The recent military actions initiated by Israel and the United States against Iran, along with their attempts to justify these acts on the grounds of "preemptive self-defense," have once again brought the fundamental principles of international law up for debate. As moves on the geopolitical chessboard intensify, states' efforts to cloak the use of military force in a veneer of legal legitimacy lay bare the chasm between the universal rules of law and the strategic interests of major powers.
The Claim of "Preemptive Self-Defense" and Jus Cogens Norms
Under international law, the use of force by states in resolving disputes or in any other manner is strictly prohibited; this prohibition constitutes a peremptory norm (jus cogens), from which no derogation is permitted. The use of force, expressly prohibited under Article 2(4) of the United Nations (UN) Charter, has only two legitimate exceptions: a mandate by the UN Security Council and the inherent right of self-defense.
The right of self-defense, codified in Article 51 of the UN Charter, while an inherent right, is strictly contingent upon two conditions: "necessity" and "proportionality". The condition of necessity dictates that the use of force must be imperative to repel an armed attack, whereas the condition of proportionality mandates that the force deployed must be commensurate with the nature and scale of the attack suffered.
The concept of "preemptive self-defense," upon which Israel and the U.S. attempt to base their actions against Iran, is essentially a reflection of the "Bush Doctrine" that emerged post-9/11. This doctrine prescribes taking the initiative as the "first striker" and waging preemptive war against rogue states when a perceived threat to national security exists. Even states that violate international law strive to conform their actions to a legal framework in search of a basis for legitimacy; indeed, the U.S. has historically endeavored to legitimize its invasions of Afghanistan and Iraq under the Bush Doctrine. However, the rationale of striking first against an unrealized, hypothetical, or future threat blatantly contradicts the strict tenets of "necessity" and "proportionality" required by international law. Such an approach is less a manifestation of universal legal rules and more a contemporary embodiment of what Karl Marx termed the "Law of the Fist" (faustrecht)—the law of the strongest—in the international arena.

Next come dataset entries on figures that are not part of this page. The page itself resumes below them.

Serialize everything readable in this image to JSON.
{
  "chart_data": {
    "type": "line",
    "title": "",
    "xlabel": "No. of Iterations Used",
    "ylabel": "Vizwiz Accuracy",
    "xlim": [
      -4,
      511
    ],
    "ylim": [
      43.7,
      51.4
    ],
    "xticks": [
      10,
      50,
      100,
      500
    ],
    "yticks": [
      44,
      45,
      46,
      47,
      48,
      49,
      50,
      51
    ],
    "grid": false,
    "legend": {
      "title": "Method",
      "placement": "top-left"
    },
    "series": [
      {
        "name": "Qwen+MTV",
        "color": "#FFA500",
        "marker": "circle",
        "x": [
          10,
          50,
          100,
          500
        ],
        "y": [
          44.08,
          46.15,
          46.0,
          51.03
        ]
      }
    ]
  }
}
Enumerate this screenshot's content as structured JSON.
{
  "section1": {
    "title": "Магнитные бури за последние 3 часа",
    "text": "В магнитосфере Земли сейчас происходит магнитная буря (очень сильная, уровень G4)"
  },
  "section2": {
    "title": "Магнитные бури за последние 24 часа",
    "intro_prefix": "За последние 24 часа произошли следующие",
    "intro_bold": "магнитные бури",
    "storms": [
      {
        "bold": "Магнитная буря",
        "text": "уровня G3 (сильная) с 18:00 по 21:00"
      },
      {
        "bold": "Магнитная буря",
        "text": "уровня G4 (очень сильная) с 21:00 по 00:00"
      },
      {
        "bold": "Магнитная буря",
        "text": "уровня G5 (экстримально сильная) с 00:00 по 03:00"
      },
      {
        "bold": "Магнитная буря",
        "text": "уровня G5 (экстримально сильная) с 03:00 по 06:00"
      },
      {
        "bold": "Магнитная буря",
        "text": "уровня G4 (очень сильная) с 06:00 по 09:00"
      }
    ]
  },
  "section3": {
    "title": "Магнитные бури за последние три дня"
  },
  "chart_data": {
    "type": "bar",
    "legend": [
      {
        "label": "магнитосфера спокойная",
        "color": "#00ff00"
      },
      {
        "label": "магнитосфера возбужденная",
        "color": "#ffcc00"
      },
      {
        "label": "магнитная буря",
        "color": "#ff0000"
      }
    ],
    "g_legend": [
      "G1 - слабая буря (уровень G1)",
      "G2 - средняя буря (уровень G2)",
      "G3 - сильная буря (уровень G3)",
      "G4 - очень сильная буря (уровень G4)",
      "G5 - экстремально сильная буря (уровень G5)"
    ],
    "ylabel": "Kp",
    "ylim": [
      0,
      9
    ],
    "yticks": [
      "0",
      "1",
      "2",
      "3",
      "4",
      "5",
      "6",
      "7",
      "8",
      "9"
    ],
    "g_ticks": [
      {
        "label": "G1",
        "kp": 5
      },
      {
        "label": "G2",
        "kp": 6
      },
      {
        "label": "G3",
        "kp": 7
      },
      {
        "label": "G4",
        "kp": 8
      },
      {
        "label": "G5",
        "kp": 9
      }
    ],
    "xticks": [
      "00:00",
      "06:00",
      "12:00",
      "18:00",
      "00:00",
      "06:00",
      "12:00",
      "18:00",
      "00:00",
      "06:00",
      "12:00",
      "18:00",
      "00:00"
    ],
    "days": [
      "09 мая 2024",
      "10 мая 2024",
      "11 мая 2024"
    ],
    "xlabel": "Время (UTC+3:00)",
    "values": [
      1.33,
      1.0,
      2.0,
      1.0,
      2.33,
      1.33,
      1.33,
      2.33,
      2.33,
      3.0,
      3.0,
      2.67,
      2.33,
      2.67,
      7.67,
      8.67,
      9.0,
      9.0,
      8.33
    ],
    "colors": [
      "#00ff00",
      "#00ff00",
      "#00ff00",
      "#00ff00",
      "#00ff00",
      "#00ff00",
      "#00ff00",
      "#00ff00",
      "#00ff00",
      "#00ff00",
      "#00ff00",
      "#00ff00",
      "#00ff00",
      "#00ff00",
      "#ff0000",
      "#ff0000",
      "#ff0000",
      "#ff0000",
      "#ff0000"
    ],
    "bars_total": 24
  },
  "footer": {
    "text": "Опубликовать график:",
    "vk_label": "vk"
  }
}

The Geopolitical and Legal Dimensions of the Strait of Hormuz Crisis
Undoubtedly, one of the most perilous potential consequences of this military escalation involves the status of the Strait of Hormuz. A vast majority of the crude oil exported from the Middle East, the heart of global energy supply, traverses the Persian Gulf and the Strait of Hormuz. The de facto control of the Strait is maintained by the Iranian Navy.
In the event of a full-scale armed conflict, it is highly probable that Iran will find a pretext to blockade this strait, thereby severing approximately 90% of the world's seaborne crude oil transport. International maritime law seeks to ensure the uninterrupted flow of global maritime commerce by guaranteeing the right of transit passage and freedom of navigation. However, in times of war, the national security imperatives of littoral states can effectively suspend this legal regime. Considering that even minor turbulence in energy-producing regions triggers severe volatility in oil prices, the closure of Hormuz represents a scenario that would profoundly destabilize the global economy.
Energy Security in the Vise of Insurance and "War Risk"
Beyond being merely a legal issue, the environment of conflict in the region possesses a dynamic that directly paralyzes maritime trade and insurance markets. From the perspective of consumers, energy security denotes the uninterrupted provision of energy at reasonable prices; thus, excessive price spikes and volatility pose a grave threat to economies worldwide.
The heightened military mobilization causes "War Risk" premiums in the maritime sector to soar to astronomical levels. Capital markets and the insurance industry are becoming increasingly reluctant to finance projects and underwrite maritime trade in environments fraught with such high geopolitical risk. The hesitancy of insurance underwriters to provide coverage for commercial vessels entering the Persian Gulf and the Eastern Mediterranean, or their demand for exorbitant premiums, renders the international legal principle of freedom of navigation practically inoperative.
Conclusion
The "preemptive self-defense" doctrine espoused by the U.S. and Israel is inflicting severe erosion upon international law by stretching the UN Charter's prohibition on the use of force, which holds a jus cogens character. The regional chaos spawned by such actions holds global energy security hostage via the potential closure of critical maritime chokepoints like the Strait of Hormuz and skyrocketing insurance costs. The ultimate litmus test facing the international community is how to safeguard the rules-based system (ius gentium) against the "law of the strongest" (faustrecht).